Desguace del sector espacial: desvinculan a 30 técnicos de VENG y profundiza el ajuste a la ciencia
En un nuevo golpe al sistema científico y tecnológico nacional, el Gobierno de Javier Milei ejecutó el despido de unos 30 trabajadores de la empresa estatal VENG S.A., especializada en desarrollos aeroespaciales estratégicos.

La decisión, informada el pasado viernes por la noche, se enmarca en un proceso de ajuste estructural al sector público científico, que ya lleva meses de congelamientos salariales, subejecución presupuestaria y despidos masivos en distintos organismos del área.
VENG, cuyo principal accionista es el Estado nacional a través de la Comisión Nacional de Actividades Espaciales (CONAE), juega un papel central en proyectos como el Tronador II, un lanzador satelital clave para la soberanía tecnológica argentina. Sin embargo, a días de asumidas las nuevas autoridades impuestas por el oficialismo, la empresa comenzó a desarticular equipos técnicos fundamentales, sin brindar explicaciones públicas ni alternativas de continuidad para los trabajadores despedidos.
Ajuste al corazón del desarrollo espacial
Los despidos impactan de forma directa en proyectos estratégicos de largo plazo, que requieren continuidad, inversión y capacidades acumuladas en personal calificado. La decisión no sólo afecta al funcionamiento de VENG, sino que pone en jaque a la CONAE, al entramado de universidades asociadas y al ecosistema de ciencia aplicada que había hecho de Argentina un referente regional en materia espacial.
El recorte también evidencia una orientación clara: replegar el rol del Estado en actividades de alta complejidad tecnológica, para dejar espacio a una lógica de mercado primarizada, como ya había deslizado el ministro de Economía, Luis Caputo, al reivindicar el modelo económico peruano, basado en la exportación de materias primas y una mínima intervención estatal en innovación.

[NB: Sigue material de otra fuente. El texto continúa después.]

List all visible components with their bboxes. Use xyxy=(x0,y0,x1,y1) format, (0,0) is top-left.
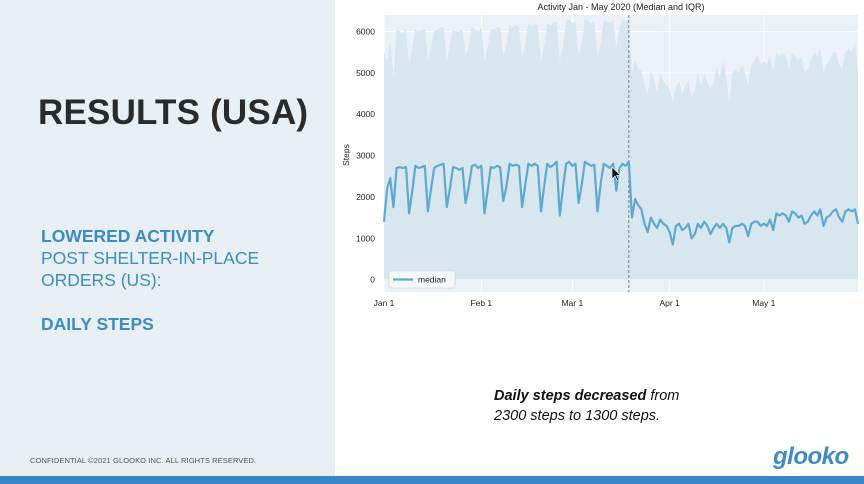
y-tick-label: 3000 xyxy=(356,151,375,161)
caption-bold: Daily steps decreased xyxy=(494,388,647,404)
y-tick-label: 1000 xyxy=(356,233,375,243)
median-line xyxy=(382,160,860,246)
x-tick-label: Feb 1 xyxy=(470,298,492,308)
y-tick-label: 2000 xyxy=(356,192,375,202)
chart-title: Activity Jan - May 2020 (Median and IQR) xyxy=(537,2,704,12)
mouse-cursor-icon xyxy=(611,166,622,182)
subtitle-daily-steps: DAILY STEPS xyxy=(41,314,154,334)
x-tick-label: Jan 1 xyxy=(374,298,395,308)
caption: Daily steps decreased from 2300 steps to… xyxy=(494,386,679,426)
subtitle-post-shelter: POST SHELTER-IN-PLACE xyxy=(41,248,260,268)
y-tick-label: 6000 xyxy=(356,27,375,37)
bottom-accent-bar xyxy=(0,476,864,484)
subtitle-orders: ORDERS (US): xyxy=(41,270,162,290)
legend-median-label: median xyxy=(418,275,446,285)
y-tick-label: 0 xyxy=(370,275,375,285)
chart-legend: median xyxy=(388,270,456,289)
caption-line2: 2300 steps to 1300 steps. xyxy=(494,408,661,424)
y-axis-label: Steps xyxy=(341,144,351,166)
glooko-logo: glooko xyxy=(773,443,849,470)
x-tick-label: Apr 1 xyxy=(659,298,680,308)
slide-title: RESULTS (USA) xyxy=(38,93,309,132)
x-tick-label: May 1 xyxy=(752,298,775,308)
legend-box xyxy=(388,270,456,289)
steps-chart: Activity Jan - May 2020 (Median and IQR)… xyxy=(341,2,860,308)
x-tick-label: Mar 1 xyxy=(561,298,583,308)
left-panel xyxy=(0,0,335,476)
confidential-footer: CONFIDENTIAL ©2021 GLOOKO INC. ALL RIGHT… xyxy=(30,456,257,465)
y-tick-label: 4000 xyxy=(356,109,375,119)
y-tick-label: 5000 xyxy=(356,68,375,78)
subtitle-lowered-activity: LOWERED ACTIVITY xyxy=(41,226,215,246)
iqr-band xyxy=(384,19,858,280)
caption-rest: from xyxy=(646,388,680,404)
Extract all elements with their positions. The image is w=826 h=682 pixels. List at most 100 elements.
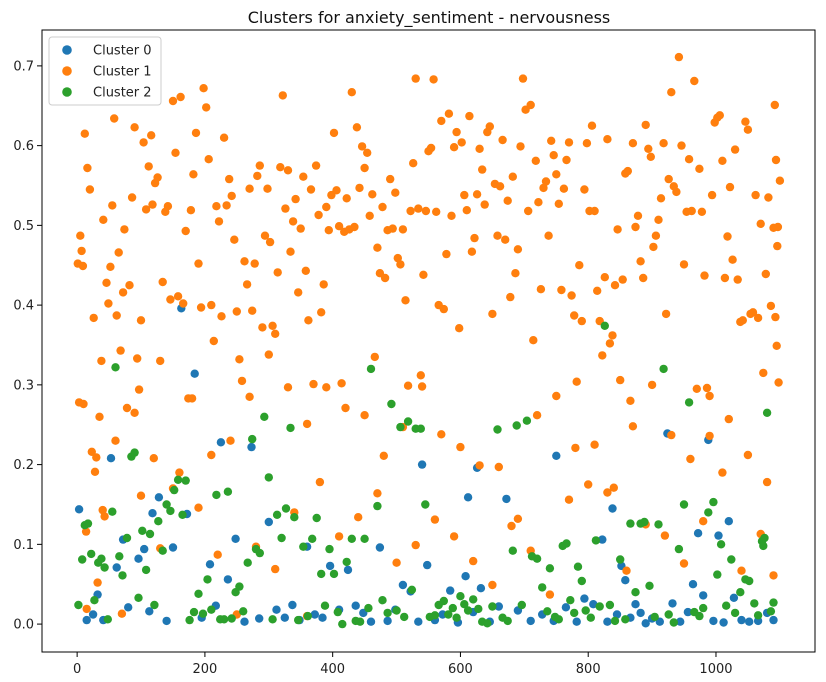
data-point: [416, 371, 425, 380]
data-point: [761, 269, 770, 279]
data-point: [325, 544, 334, 554]
data-point: [493, 231, 502, 240]
data-point: [79, 399, 88, 409]
data-point: [444, 109, 454, 118]
data-point: [373, 501, 382, 511]
data-point: [414, 204, 423, 213]
data-point: [743, 450, 753, 460]
y-axis: 0.0 0.1 0.2 0.3 0.4 0.5 0.6 0.7: [13, 59, 42, 633]
data-point: [478, 165, 487, 174]
data-point: [181, 476, 190, 485]
data-point: [631, 222, 640, 232]
data-point: [312, 513, 321, 523]
legend-marker: [62, 66, 72, 76]
data-point: [570, 311, 579, 320]
data-point: [679, 559, 689, 568]
data-point: [647, 380, 657, 390]
data-point: [178, 510, 187, 519]
data-point: [245, 392, 254, 401]
data-point: [401, 296, 410, 305]
data-point: [545, 590, 555, 599]
data-point: [219, 133, 229, 142]
data-point: [595, 602, 604, 611]
legend-marker: [62, 45, 72, 55]
data-point: [368, 190, 377, 199]
data-point: [106, 454, 116, 463]
data-point: [610, 281, 620, 290]
data-point: [702, 383, 712, 393]
data-point: [301, 266, 310, 275]
data-point: [380, 273, 390, 283]
data-point: [294, 288, 303, 297]
data-point: [134, 554, 143, 563]
data-point: [100, 512, 109, 521]
data-point: [750, 599, 759, 608]
data-point: [483, 619, 492, 628]
data-point: [163, 202, 173, 211]
plot-frame: [41, 29, 816, 653]
data-point: [222, 201, 231, 210]
data-point: [686, 454, 695, 464]
data-point: [225, 174, 234, 184]
data-point: [162, 616, 171, 626]
data-point: [332, 186, 341, 195]
data-point: [250, 259, 259, 268]
data-point: [623, 166, 632, 176]
data-point: [766, 301, 776, 311]
data-point: [605, 339, 615, 348]
data-point: [564, 138, 574, 147]
data-point: [280, 613, 289, 622]
data-point: [76, 231, 85, 240]
data-point: [508, 172, 517, 181]
data-point: [587, 121, 597, 130]
data-point: [736, 588, 745, 597]
data-point: [582, 139, 592, 148]
data-point: [507, 521, 516, 531]
data-point: [718, 468, 727, 477]
data-point: [659, 364, 668, 374]
data-point: [322, 202, 331, 212]
data-point: [82, 604, 91, 614]
data-point: [562, 539, 571, 548]
data-point: [699, 517, 708, 526]
data-point: [485, 122, 494, 131]
data-point: [283, 166, 293, 175]
data-point: [199, 84, 208, 93]
data-point: [392, 558, 401, 567]
data-point: [355, 617, 365, 626]
data-point: [311, 161, 321, 170]
data-point: [379, 451, 388, 460]
data-point: [769, 571, 778, 580]
data-point: [227, 614, 236, 623]
data-point: [772, 341, 781, 350]
data-point: [370, 352, 379, 362]
data-point: [337, 379, 346, 388]
data-point: [264, 473, 273, 482]
data-point: [247, 442, 256, 452]
data-point: [154, 517, 163, 526]
data-point: [480, 200, 489, 209]
data-point: [733, 275, 742, 284]
data-point: [598, 535, 607, 544]
data-point: [304, 316, 313, 325]
data-point: [411, 74, 420, 83]
data-point: [764, 193, 773, 202]
legend: Cluster 0 Cluster 1 Cluster 2: [48, 36, 162, 106]
data-point: [584, 480, 593, 489]
data-point: [303, 611, 312, 621]
data-point: [649, 242, 658, 252]
data-point: [87, 447, 97, 456]
data-point: [538, 583, 547, 592]
data-point: [392, 606, 401, 615]
data-point: [745, 617, 754, 626]
data-point: [290, 513, 299, 522]
data-point: [769, 615, 778, 625]
data-point: [100, 563, 109, 572]
data-point: [409, 159, 418, 168]
data-point: [720, 273, 730, 283]
data-point: [646, 152, 655, 161]
data-point: [446, 586, 455, 595]
data-point: [194, 589, 203, 598]
data-point: [264, 517, 273, 527]
data-point: [310, 610, 319, 619]
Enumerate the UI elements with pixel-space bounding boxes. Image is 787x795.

El ajuste como política de Estado
Este recorte se inscribe en una semana de movilizaciones federales en defensa del sistema científico, con protestas organizadas por universidades, sindicatos y centros de investigación, que alertan sobre el vaciamiento sistemático del sector. Las organizaciones gremiales denuncian que la política del Gobierno no es sólo presupuestaria, sino ideológica, y apunta a desarmar la infraestructura estatal de ciencia y técnica, achicar el Estado y relegar el conocimiento a un rol decorativo.
Los gremios de VENG y CONAE exigen tres medidas urgentes:
►Reincorporación inmediata de los técnicos despedidos,
►Aumento del presupuesto del área, y
►Reactivación de los proyectos estratégicos paralizados, en particular aquellos ligados a la industria satelital y la observación terrestre.
Silencio oficial y creciente malestar
Hasta el momento, ni el Gobierno nacional ni las nuevas autoridades de VENG emitieron comunicados formales sobre las desvinculaciones. No se informaron planes de contención ni se descartaron nuevas tandas de despidos, lo que aumenta la incertidumbre dentro de una empresa que hasta hace poco era orgullo del desarrollo nacional en ciencia aplicada.
La próxima semana, las protestas continuarán con una movilización frente a la sede de CONAE en la Ciudad de Buenos Aires. Allí, científicos, técnicos y estudiantes volverán a exigir que la ciencia no se ajuste, porque lo que está en juego es la soberanía tecnológica, el desarrollo productivo y el futuro del país.
En nombre de la “eficiencia fiscal”, el Gobierno ha comenzado a demoler las capacidades estratégicas del Estado, incluso aquellas que no sólo generan conocimiento, sino que posicionan a la Argentina en el mapa de los países capaces de lanzar sus propios satélites. La pregunta que sobreviene es inevitable: ¿cuánto cuesta desmantelar el futuro?